Suivant un chemin apparemment vagabond mais en réalité
très cohérent, Claude Vigée passe à Saint-John Perse qu’il a bien connu aux États-Unis
et qu’il est allé voir plusieurs fois. Il relate cette conversation étonnante
où Saint-John Perse lui parlant précisément de cette fusion que tente le jeune
écrivain du récit et de la poésie, lui dit que les choses du siècle ne
devraient pas apparaître dans la poésie, que l’expérience doit être cachée et
transformée, concluant en disant « brûlez l’échafaudage », le poème à
part, la prose à part. Il évoque aussi la question des rapports de Saint-John
Perse avec Claudel qui dans la maison de Francis Jammes tenta de convertir
Alexis Saint Leger Leger et ce dernier de dire « il n’a pas réussi parce
que je suis sauvé de naissance ». Remarque sidérante qui va poursuivre Claude
Vigée pendant des années (« quel toupet » !) jusqu’à ce qu’il
rencontre en 2003 Loïc Céry, jeune spécialiste de Saint John Perse, qui lui
expliquera que l’expression vient tout simplement des origines du poète, né à
La Guadeloupe où est « sauvé de
naissance » qui est issu de la bourgeoisie blanche créole, descendant des
premiers colons, un béké ! Quant à l’échafaudage, Claude Vigée invoque
Homère et Dante comme presque seuls à avoir réussi à fusionner l’expérience de
la vie et son horreur. « Il n’y a pas de consolation, mais une
juxtaposition de l’inconsolable et de la joie ». Invoque cette fois
Baudelaire conscient de la double origine du poétique, le noyau pulsant
originel, le « démonique », l’aleph d’une part et les « Petites
vieilles » de l’autre, l’horreur de la vie sauvée parce qu’elle est
assumée [je note à cet instant les innombrables vers que Claude Vigée sait par cœur
et son regard tourné vers l’intérieur en quête de quelques bribes qui lui
échappent, il y revient, deux fois, comme s’il sondait sa mémoire, sûr de les
retrouver, il tâtonne assemblant les mots, les rejetant, les réassemblant]. Et
le poète de dire encore, comment dans sa propre « arrière-boutique »
il y a un mouvement giratoire, kaléidoscopique entre ces deux opposés. Le
malgré tout, le peut-être.
Le peut-être ? A Jérusalem, il a étudié les grands
livres de la tradition hébraïque et avec ses maîtres, a longuement discuté de
la question du Buisson ardent et du nom de Dieu, le « je me ferai devenir
que je ferai devenir » traduction de YHVH et qu’un jeu de lettres très
savant permet de transformer dans le mot hébreu qui veut dire peut-être : « le nom de Dieu est peut-être et
ce que j’ai à dire est de cet ordre-là, pas plus, pas moins, le reste, gageure,
folie, danse » conclut le poète.
Le
temps des lectures
Vient ensuite le temps de la lecture de quelques poèmes,
admirablement dits par le poète, voix du poème, lestée de silences, qui laisse
le temps d’entendre les résonnances. Poèmes extraits d’un recueil de la fin des
années 80, Apprendre la nuit, paru chez
Arfuyen avec les poèmes « L’œuvre de l’araignée noire » ou encore « Petite
musique d’automne » où l’on entend « la mémoire enfermée au cœur absent
des choses » et que « l’âme
spirituelle entend ce qu’elle ne comprend pas ».

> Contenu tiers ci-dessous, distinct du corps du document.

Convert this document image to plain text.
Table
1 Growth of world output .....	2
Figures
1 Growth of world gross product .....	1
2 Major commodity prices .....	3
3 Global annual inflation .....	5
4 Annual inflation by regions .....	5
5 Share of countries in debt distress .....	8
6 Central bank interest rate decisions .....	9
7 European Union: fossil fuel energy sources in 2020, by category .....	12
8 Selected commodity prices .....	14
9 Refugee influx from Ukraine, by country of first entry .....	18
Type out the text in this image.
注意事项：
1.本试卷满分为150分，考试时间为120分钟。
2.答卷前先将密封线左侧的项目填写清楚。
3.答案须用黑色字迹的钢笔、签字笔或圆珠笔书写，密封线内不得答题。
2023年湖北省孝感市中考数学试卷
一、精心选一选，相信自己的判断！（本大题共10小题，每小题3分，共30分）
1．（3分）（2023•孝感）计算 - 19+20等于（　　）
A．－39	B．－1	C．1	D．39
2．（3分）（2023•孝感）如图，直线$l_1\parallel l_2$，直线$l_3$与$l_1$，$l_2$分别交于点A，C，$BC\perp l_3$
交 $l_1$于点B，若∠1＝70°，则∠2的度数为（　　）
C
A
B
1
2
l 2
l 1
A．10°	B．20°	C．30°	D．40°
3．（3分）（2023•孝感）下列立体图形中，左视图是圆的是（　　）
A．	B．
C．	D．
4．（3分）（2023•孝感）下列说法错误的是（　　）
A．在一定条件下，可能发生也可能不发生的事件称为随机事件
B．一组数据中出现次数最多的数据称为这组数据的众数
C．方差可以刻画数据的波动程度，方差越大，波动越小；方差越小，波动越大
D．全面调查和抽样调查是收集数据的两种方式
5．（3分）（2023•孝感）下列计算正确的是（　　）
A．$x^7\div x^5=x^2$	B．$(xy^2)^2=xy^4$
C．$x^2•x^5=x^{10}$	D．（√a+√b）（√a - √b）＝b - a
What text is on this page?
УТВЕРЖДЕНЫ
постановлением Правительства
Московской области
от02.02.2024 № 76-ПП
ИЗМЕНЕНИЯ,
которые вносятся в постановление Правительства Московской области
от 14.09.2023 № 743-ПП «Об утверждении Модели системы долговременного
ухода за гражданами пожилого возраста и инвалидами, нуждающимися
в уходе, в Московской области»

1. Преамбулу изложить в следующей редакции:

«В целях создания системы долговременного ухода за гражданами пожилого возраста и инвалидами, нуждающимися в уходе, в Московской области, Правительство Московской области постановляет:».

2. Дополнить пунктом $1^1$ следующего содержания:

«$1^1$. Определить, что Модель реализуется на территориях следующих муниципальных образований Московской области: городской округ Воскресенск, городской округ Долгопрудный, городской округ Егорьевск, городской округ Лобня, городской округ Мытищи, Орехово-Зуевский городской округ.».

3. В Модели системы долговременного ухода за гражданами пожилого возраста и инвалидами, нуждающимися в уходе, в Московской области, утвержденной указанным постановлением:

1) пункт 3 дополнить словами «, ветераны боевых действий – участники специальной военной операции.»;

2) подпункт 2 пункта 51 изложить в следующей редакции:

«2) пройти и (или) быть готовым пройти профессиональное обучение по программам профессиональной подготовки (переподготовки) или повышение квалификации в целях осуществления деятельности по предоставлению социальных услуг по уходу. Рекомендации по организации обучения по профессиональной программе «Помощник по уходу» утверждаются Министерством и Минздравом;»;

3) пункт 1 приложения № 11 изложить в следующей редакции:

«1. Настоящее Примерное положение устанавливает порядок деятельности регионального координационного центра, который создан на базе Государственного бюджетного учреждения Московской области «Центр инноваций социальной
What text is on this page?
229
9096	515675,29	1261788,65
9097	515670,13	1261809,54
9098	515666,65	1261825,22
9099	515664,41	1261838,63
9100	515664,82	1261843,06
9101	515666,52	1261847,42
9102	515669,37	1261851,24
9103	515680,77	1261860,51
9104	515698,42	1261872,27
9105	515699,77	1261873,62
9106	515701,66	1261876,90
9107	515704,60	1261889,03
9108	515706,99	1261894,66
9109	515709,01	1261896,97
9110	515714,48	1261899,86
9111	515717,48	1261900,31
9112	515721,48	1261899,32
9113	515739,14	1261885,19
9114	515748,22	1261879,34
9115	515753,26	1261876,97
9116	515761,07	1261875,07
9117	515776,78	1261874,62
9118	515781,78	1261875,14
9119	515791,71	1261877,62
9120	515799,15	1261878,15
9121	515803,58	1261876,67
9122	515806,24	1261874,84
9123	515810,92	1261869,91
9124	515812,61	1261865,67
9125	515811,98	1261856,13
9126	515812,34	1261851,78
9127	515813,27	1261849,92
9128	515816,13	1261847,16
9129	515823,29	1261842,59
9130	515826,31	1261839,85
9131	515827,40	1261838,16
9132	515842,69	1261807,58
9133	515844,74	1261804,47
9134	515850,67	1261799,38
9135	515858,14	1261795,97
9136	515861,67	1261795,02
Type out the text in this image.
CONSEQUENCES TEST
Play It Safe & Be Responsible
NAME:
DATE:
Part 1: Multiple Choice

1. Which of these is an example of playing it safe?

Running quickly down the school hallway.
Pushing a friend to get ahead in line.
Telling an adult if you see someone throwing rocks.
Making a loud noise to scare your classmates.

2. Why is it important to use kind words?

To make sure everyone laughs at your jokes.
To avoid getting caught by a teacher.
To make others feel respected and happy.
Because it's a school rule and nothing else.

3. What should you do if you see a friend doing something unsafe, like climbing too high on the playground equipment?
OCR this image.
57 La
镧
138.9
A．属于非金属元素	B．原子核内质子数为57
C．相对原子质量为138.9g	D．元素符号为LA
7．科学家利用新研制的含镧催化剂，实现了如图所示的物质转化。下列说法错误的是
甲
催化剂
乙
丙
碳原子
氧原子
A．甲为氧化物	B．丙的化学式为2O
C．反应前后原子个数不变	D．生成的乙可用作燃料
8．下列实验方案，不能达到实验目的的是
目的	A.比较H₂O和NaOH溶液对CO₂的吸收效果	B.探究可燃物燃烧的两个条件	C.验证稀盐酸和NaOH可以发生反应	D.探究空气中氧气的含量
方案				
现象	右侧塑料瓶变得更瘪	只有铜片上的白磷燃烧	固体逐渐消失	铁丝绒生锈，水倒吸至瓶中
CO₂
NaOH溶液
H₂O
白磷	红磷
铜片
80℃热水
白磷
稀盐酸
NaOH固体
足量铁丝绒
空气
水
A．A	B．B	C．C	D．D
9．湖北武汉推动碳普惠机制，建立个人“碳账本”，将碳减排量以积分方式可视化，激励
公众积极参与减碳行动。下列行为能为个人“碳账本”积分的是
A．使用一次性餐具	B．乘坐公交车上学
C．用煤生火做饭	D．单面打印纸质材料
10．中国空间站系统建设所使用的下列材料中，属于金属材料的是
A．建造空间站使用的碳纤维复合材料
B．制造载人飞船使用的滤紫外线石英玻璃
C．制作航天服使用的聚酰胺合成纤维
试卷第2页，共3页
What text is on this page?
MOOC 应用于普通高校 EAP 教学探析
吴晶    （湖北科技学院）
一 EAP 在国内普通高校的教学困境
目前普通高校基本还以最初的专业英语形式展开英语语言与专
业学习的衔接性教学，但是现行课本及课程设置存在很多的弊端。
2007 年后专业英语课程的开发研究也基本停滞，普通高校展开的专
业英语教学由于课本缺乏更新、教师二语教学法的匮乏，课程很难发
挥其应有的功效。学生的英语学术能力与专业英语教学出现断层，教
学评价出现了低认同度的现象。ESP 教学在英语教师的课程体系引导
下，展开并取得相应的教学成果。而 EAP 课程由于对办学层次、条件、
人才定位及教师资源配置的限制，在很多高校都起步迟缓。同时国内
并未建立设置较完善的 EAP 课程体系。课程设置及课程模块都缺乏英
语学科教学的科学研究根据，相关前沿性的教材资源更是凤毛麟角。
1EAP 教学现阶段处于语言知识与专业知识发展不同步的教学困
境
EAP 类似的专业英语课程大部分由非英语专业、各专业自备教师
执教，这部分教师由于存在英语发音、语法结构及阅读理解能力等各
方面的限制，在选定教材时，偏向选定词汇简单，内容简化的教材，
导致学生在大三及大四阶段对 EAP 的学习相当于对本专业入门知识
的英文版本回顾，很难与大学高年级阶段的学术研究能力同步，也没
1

Puis des textes issus de Danser vers l’abîme publié en 2004 et en particulier « La
Barque dans le vieux Rhin ».
Enfin, bouleversants, les poèmes du deuil. Dont le
premier, écrit alors qu’Evy venait de s’éteindre, lui seul auprès de sa
dépouille de trois heures à sept heures du matin, dans la nuit mortuaire, poème
né en trois langues, l’hébreu, le dialecte alsacien, le français, poème lu de
nouveau devant la tombe ouverte au cimetière de Bischwiller. Puis cet autre
poème écrit la veille du 30e jour après le deuil, jour où dans la
tradition juive on allume une lumière. Avec l’évocation dans les textes de deux
expériences profondes du deuil, une incursion dans la penderie, dans « l’armoire
d’Evy » et tout au fond de cette armoire « la douce laine de la
mémoire » et la découverte dans un porte-monnaie vide abandonné dans un
caddy de courses de cinq tickets de métro, qui n’auront pas été utilisés.
Non pas anecdotes mais bien plutôt clôture de ce moment
que le poète nous a donné à partager, quelques amis et quelques anonymes,
démontrant au terme de ce parcours dans l’œuvre et dans le deuil comment il
savait mêler le concret et le spirituel. Comme il a bien fait de ne pas écouter
le conseil de Saint John Perse de ne pas avoir brûlé, de ne pas brûler l’échafaudage.
©Florence Trocmé
[1] La
maison des vivants, La Nuée bleue, 1996, p. 111.